Disco di debutto per gli Hot Country Knights, nuova creatura del navigato countryman Dierks Bentley che bazzica con buoni risultati il genere da una ventina d'anni e nove lavori a proprio nome.
Questa volta il buon Dierks mette assieme un progetto finalizzato all'aspetto più danzereccio del genere, con un disco di esplosivo e irresistibile honky-tonk.
La copertina e le note relative a questo progetto danno molto spazio all'aspetto parodistico della nuova incarnazione musicale, in realtà dentro le dieci tracce che compongono il disco c'è solo dell'ottimo country, e l'unica traccia inconsapevolmente grottesca è l'ultima, ma ne parleremo più avanti.

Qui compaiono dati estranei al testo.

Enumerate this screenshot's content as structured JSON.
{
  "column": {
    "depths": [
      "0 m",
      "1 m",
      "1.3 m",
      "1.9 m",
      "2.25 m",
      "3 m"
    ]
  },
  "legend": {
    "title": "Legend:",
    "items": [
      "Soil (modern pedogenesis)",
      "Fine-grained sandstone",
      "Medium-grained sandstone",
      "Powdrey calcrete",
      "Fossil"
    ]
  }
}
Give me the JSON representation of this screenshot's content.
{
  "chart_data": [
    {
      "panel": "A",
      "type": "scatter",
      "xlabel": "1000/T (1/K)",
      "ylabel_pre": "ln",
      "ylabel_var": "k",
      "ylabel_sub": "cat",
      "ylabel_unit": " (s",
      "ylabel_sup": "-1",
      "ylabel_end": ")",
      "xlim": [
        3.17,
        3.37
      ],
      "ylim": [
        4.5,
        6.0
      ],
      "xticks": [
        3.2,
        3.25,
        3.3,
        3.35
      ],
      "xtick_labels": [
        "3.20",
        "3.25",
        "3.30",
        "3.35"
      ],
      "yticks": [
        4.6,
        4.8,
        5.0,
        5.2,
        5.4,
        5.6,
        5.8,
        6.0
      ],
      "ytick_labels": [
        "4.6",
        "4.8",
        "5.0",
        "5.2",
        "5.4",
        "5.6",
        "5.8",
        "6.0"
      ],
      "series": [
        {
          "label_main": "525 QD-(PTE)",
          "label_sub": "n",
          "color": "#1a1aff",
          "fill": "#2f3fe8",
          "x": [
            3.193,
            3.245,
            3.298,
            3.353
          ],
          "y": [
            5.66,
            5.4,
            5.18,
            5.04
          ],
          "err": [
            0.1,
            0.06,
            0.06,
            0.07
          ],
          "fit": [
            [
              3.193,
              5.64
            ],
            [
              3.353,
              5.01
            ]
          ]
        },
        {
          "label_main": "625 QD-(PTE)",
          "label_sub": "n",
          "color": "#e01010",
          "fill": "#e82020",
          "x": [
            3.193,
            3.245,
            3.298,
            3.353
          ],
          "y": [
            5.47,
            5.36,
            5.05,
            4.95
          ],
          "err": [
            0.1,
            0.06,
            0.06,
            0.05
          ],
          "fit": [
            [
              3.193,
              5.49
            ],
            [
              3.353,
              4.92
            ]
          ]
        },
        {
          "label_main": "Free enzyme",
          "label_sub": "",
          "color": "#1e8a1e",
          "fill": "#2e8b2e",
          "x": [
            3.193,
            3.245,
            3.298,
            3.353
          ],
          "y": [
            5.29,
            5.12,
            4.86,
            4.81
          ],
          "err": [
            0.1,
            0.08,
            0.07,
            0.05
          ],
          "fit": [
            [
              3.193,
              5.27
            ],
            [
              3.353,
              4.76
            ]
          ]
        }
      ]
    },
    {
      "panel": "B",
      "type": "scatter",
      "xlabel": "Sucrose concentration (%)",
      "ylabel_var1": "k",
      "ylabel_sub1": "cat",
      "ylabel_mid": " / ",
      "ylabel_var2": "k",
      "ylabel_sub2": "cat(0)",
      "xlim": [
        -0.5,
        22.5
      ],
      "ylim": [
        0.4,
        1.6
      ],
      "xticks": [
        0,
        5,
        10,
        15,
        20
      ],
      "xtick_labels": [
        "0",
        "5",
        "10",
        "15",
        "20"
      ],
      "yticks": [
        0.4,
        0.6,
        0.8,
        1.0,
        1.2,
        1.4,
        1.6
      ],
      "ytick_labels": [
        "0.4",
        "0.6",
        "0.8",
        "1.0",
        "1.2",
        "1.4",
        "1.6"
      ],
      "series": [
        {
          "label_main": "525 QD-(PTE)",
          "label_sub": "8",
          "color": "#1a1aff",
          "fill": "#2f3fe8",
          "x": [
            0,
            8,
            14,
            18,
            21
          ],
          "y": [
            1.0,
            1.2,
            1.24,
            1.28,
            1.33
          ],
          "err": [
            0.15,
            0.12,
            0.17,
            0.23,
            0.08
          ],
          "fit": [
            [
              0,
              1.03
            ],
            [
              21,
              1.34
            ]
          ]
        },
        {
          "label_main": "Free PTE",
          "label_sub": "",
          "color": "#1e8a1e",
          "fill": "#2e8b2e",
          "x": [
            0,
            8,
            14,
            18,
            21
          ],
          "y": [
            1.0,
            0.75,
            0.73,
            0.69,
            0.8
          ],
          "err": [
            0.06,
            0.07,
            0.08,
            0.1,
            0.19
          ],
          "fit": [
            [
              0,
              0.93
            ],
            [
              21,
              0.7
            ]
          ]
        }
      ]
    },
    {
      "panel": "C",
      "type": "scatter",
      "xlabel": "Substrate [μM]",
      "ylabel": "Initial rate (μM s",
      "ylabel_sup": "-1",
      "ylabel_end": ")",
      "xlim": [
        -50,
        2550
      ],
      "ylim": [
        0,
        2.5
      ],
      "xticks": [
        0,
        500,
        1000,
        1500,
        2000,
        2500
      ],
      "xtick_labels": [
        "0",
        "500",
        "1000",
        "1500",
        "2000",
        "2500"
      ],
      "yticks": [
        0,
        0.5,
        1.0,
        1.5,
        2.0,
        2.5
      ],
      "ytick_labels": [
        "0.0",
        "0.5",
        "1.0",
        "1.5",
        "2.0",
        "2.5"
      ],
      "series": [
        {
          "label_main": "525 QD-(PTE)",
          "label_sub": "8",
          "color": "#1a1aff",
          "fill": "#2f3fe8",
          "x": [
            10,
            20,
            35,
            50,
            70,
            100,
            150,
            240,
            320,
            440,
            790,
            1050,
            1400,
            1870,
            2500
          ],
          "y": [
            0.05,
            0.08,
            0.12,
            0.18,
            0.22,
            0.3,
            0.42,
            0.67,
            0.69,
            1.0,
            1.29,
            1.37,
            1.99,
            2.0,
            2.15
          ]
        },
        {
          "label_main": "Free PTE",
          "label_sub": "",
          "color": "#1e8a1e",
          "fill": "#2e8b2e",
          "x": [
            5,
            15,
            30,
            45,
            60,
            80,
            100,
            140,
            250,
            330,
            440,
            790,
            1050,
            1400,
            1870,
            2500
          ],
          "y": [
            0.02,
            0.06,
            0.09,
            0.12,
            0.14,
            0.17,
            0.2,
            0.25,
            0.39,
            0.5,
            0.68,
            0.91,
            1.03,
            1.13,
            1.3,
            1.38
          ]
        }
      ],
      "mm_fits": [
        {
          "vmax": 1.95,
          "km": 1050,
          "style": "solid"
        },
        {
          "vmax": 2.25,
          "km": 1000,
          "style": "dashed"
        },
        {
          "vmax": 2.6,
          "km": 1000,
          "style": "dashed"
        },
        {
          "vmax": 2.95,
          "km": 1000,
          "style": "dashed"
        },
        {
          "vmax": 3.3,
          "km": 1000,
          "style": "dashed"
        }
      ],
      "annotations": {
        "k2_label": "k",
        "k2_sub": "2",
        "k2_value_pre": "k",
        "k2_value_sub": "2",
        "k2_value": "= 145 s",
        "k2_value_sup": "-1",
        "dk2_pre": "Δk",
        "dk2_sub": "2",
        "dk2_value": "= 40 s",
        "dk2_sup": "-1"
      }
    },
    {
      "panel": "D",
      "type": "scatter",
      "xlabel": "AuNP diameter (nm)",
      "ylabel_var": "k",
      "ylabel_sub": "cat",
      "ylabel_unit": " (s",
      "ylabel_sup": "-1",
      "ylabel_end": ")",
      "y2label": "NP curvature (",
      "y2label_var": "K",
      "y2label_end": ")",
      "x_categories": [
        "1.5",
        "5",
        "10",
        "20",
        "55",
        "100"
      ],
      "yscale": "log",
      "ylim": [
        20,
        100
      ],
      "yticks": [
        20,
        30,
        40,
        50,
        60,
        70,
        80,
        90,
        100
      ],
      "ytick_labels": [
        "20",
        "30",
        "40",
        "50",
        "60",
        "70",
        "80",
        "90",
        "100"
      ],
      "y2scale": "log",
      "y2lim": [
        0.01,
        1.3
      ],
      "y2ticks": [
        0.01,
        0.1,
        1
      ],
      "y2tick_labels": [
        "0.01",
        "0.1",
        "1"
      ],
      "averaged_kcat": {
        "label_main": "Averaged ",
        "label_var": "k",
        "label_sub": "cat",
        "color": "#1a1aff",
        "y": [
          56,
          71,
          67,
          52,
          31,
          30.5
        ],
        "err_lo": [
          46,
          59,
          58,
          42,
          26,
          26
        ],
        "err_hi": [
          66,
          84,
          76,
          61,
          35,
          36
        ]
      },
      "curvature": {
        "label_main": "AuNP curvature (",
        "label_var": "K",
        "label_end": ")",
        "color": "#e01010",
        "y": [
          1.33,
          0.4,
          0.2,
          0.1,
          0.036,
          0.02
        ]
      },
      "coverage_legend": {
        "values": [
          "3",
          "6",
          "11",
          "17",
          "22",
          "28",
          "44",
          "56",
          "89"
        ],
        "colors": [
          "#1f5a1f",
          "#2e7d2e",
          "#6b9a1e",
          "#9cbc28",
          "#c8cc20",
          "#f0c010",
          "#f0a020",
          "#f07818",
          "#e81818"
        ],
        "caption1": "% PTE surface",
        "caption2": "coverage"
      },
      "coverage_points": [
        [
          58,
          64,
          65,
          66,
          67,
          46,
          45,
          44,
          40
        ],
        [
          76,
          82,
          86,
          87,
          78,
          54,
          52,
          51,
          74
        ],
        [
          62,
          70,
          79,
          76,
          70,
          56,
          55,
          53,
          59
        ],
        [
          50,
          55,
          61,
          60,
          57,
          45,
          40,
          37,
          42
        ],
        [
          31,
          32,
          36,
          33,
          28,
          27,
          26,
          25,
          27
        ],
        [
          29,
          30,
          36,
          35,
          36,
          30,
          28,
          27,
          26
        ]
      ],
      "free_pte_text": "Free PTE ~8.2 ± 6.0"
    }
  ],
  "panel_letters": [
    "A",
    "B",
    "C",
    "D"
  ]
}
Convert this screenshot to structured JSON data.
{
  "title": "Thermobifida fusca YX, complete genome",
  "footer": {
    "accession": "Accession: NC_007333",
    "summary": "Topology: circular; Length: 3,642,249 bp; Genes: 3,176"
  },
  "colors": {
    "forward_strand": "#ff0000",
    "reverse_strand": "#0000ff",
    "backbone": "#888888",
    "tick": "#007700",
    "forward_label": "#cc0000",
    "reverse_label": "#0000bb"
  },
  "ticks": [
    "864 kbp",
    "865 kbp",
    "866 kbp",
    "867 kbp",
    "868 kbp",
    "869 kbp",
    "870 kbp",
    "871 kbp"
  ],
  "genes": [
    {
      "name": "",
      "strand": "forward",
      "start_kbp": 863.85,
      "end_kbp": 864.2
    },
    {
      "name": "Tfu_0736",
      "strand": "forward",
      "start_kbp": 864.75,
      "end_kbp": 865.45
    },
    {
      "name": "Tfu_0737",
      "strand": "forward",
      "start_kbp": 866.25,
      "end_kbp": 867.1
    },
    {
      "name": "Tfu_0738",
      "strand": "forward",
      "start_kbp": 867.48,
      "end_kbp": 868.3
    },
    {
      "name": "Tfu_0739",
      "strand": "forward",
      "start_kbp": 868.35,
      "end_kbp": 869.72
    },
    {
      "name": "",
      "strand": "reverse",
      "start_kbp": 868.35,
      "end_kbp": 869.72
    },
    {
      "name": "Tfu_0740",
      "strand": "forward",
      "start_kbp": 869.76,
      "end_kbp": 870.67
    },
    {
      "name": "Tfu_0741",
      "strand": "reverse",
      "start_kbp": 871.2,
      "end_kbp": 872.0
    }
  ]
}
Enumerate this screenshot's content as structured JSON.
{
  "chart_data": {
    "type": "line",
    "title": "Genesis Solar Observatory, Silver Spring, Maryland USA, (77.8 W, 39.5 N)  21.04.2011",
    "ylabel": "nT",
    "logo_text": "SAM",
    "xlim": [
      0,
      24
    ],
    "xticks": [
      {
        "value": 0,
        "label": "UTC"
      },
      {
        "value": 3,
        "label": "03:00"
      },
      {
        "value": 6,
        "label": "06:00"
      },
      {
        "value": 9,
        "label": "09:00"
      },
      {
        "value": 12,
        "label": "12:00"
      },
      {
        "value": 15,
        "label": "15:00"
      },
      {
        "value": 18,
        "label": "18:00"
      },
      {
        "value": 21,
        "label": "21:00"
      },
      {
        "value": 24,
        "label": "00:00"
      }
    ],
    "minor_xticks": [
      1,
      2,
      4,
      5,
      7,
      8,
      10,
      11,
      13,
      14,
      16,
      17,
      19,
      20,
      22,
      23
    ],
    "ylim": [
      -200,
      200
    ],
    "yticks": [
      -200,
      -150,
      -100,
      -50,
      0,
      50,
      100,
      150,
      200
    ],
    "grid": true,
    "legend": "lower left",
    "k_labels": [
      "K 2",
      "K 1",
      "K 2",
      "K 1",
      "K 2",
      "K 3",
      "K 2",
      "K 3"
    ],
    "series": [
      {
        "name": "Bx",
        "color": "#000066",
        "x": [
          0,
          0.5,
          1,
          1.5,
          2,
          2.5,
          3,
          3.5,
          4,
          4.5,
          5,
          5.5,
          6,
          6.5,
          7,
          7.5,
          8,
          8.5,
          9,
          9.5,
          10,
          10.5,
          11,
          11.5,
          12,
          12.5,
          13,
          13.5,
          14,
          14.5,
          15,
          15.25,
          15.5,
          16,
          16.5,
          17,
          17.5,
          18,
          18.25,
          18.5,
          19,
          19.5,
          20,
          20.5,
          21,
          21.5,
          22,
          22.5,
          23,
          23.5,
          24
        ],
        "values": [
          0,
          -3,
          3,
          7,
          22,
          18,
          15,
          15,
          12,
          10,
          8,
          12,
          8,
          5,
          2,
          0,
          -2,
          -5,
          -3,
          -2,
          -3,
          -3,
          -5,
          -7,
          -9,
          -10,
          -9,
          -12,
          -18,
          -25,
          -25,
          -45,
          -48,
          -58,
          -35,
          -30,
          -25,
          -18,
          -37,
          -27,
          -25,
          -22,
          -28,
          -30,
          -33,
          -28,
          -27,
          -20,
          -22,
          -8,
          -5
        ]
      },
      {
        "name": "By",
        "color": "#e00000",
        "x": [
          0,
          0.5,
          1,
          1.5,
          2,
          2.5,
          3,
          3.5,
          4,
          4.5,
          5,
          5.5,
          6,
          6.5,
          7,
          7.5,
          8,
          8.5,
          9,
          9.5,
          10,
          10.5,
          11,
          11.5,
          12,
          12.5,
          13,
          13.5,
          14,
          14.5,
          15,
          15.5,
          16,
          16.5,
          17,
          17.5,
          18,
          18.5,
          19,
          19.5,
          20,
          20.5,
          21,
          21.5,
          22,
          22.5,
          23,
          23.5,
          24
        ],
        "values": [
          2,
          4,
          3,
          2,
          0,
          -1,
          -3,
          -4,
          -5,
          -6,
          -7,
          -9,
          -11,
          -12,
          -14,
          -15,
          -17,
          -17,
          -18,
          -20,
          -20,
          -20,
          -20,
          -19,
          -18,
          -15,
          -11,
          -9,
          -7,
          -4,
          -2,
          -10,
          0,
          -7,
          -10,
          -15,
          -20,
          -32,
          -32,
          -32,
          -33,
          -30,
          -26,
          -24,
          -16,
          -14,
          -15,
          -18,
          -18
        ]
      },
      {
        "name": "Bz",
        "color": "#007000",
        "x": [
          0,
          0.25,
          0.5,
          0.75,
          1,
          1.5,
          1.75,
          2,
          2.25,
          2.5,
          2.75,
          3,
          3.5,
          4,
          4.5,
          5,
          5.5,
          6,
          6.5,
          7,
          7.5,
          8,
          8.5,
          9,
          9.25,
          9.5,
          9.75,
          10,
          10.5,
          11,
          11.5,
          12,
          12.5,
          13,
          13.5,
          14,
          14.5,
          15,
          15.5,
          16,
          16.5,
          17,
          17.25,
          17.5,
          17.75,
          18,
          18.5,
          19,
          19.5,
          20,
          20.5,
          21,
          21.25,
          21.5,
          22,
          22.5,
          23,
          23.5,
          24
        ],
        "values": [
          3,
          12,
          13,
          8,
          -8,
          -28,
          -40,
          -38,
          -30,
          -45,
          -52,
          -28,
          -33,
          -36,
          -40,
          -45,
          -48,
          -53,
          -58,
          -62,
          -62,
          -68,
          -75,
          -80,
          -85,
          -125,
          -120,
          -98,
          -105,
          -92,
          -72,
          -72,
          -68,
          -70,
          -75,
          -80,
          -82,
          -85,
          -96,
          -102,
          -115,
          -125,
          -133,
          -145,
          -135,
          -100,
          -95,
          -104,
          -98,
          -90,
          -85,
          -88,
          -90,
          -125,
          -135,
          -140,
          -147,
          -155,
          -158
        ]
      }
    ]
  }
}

Prima occupiamoci di quanto di buono (ed è parecchio) c'è nell'album, contraddistinto da alcune tracce honky tonk devastanti, a partire da una Pick her up (featuring Travis Tritt) che farebbe cantare anche un muto, per poi passare all'altrettanto notevole Moose knuckle shuffle, alla tamarrissima Wrangler danger, a Mull it over e Kings of neon. Anche il lato ballate non scherza con Asphalt e Then it rained.
Tutta roba di alto livello dentro il genere, peccato per lo scivolone finale, uno di quei pezzi che provocano psoriasi immediata a chiunque non sia americano del sud.
Si tratta di The USA begin with Us, un pezzo dal vivo (ammesso che sia davvero così, perchè suona farlocco anche in questo senso), nel quale Bentley invece di cantare si produce in un sermone al pubblico su quanto sia bello essere americano e di come, tra le altre cose, abbia nostalgia di quando le sue mutande erano made in USA invece che made in China, il tutto con lo stage che gli risponde al suono di U-S-A-! U-S-A-! .
Una roba imbarazzante a livelli patologici, senza ombra di ironia volontaria, che risulta totalmente comica.
Non vorrei però che uno scivolone (almeno ai miei occhi) come questo metta in secondo piano un lavoro che per il 90% rappresenta forse il migliore e spensierato honky tonk che mi sia passato per le orecchie da molto, molto tempo.